Last updated on November 27th, 2019 at 10:03 pm
With an all-electric Fiat 500 planned for 2020 and a pair of Maserati designs to follow, Fiat Chrysler Automobiles (FCA) will be in the market for a lot of batteries. What better way to satisfy that need, than by building a brand new ‘Battery Hub' in Turin. The initial investment is expected to be around €50 million (~£43.1M) with 80,000 units needed in the first 12 months of operation, for the Fiat 500 alone. Ambitious stuff.
While it may seem that Tesla caught the world cold with the introduction of its all-electric vehicles, the reality is that its engineering team had already been working on ideas for next-gen batteries 5 years prior to the introduction of its Roadster in 2008.
Early entry into a market gives you the chance to take a leadership position, but there will also be many millions spent learning the basics. The value of that investment comes back in patents and continued leadership. Most companies take a longer-term, more pragmatic approach: they wait for the technology to mature before taking the plunge.
As the world's 8th largest car company, it owns some of the most prestigious brands in the world – including Alfa Romeo, Jeep and Maserati. On the commercial side, the Ram brand also gives Fiat links with Mitsubishi.
FCA has announced that investment over the next two years will amount to €5 billion in Italy alone, and will include the electrification of many of its more famous products. It expects to have 12 fully electric vehicles in the market by the end of 2021.
“The automotive industry is undergoing a period of profound change and one of the major trends is closely linked to electrification,” said Pietro Gorlier, Chief Operating Officer (EMEA). “With its new car battery assembly center at Mirafiori, FCA accelerates its drive to electrify, adding now another element to the ‘ecosystem’ that starts from supply chain and ends with customer support. A journey passing through the recent partnerships on recharging infrastructure, Vehicle–to-Grid and services to support customers of hybrid and full electric cars, from Italy to the rest of the world.”
In a statement to the media, FCA said: “the new ‘Battery Hub' will also have space for training courses as well as prototyping and experimentation during the pilot process. This initiative will allow FCA to respond quickly to the continually evolving electrification sector. The new ‘Battery Hub' will also have an advanced technology center dedicated to quality control and testing of components provided by industry-leading suppliers. After assembly, state-of-the-art electronically-controlled systems will be used to test the efficiency of the batteries. Comau will be a partner of the initiative thanks to its expertise in the assembly process”.
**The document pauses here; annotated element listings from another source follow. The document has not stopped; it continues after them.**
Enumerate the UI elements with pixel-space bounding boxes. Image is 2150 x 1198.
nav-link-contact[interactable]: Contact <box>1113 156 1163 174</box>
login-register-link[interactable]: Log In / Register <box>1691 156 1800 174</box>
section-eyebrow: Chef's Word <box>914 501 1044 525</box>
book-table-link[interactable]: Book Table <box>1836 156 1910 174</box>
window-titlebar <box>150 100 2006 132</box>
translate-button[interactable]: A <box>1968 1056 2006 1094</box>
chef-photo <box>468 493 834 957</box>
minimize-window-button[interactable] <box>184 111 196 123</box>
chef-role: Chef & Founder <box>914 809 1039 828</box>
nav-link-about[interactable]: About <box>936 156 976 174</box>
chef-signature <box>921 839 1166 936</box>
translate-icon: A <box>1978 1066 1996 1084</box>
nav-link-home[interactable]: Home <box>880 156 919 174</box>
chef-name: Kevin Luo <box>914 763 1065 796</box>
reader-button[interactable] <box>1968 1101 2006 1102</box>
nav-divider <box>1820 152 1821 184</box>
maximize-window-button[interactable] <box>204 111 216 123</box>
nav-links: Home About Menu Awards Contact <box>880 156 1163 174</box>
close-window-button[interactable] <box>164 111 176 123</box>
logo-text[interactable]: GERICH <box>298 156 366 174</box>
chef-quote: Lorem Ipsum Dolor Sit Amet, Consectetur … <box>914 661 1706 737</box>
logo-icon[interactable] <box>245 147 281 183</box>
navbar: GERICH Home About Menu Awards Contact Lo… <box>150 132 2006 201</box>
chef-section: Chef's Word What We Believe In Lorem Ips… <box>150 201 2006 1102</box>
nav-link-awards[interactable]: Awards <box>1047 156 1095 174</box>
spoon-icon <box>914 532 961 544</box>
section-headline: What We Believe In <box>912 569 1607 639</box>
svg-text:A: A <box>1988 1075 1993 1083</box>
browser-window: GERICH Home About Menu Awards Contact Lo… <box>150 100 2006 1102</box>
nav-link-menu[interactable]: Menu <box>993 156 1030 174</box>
Essential to FCA's plans, is integration between human and robot workers, allowing the centre to be as modular and flexible as possible. The likelihood is that FCA will begin learning about the electrification process in Europe, then carry those ‘learnings' across the Atlantic for the benefit of its Dodge and Chrysler-branded cars.
With regard to the Fiat 500 EV that will start production soon, spy-shots that have been seen by WhichEV indicate that the external changes will be cosmetic. We're expecting it to be unveiled at 2020 Geneva International Motor Show.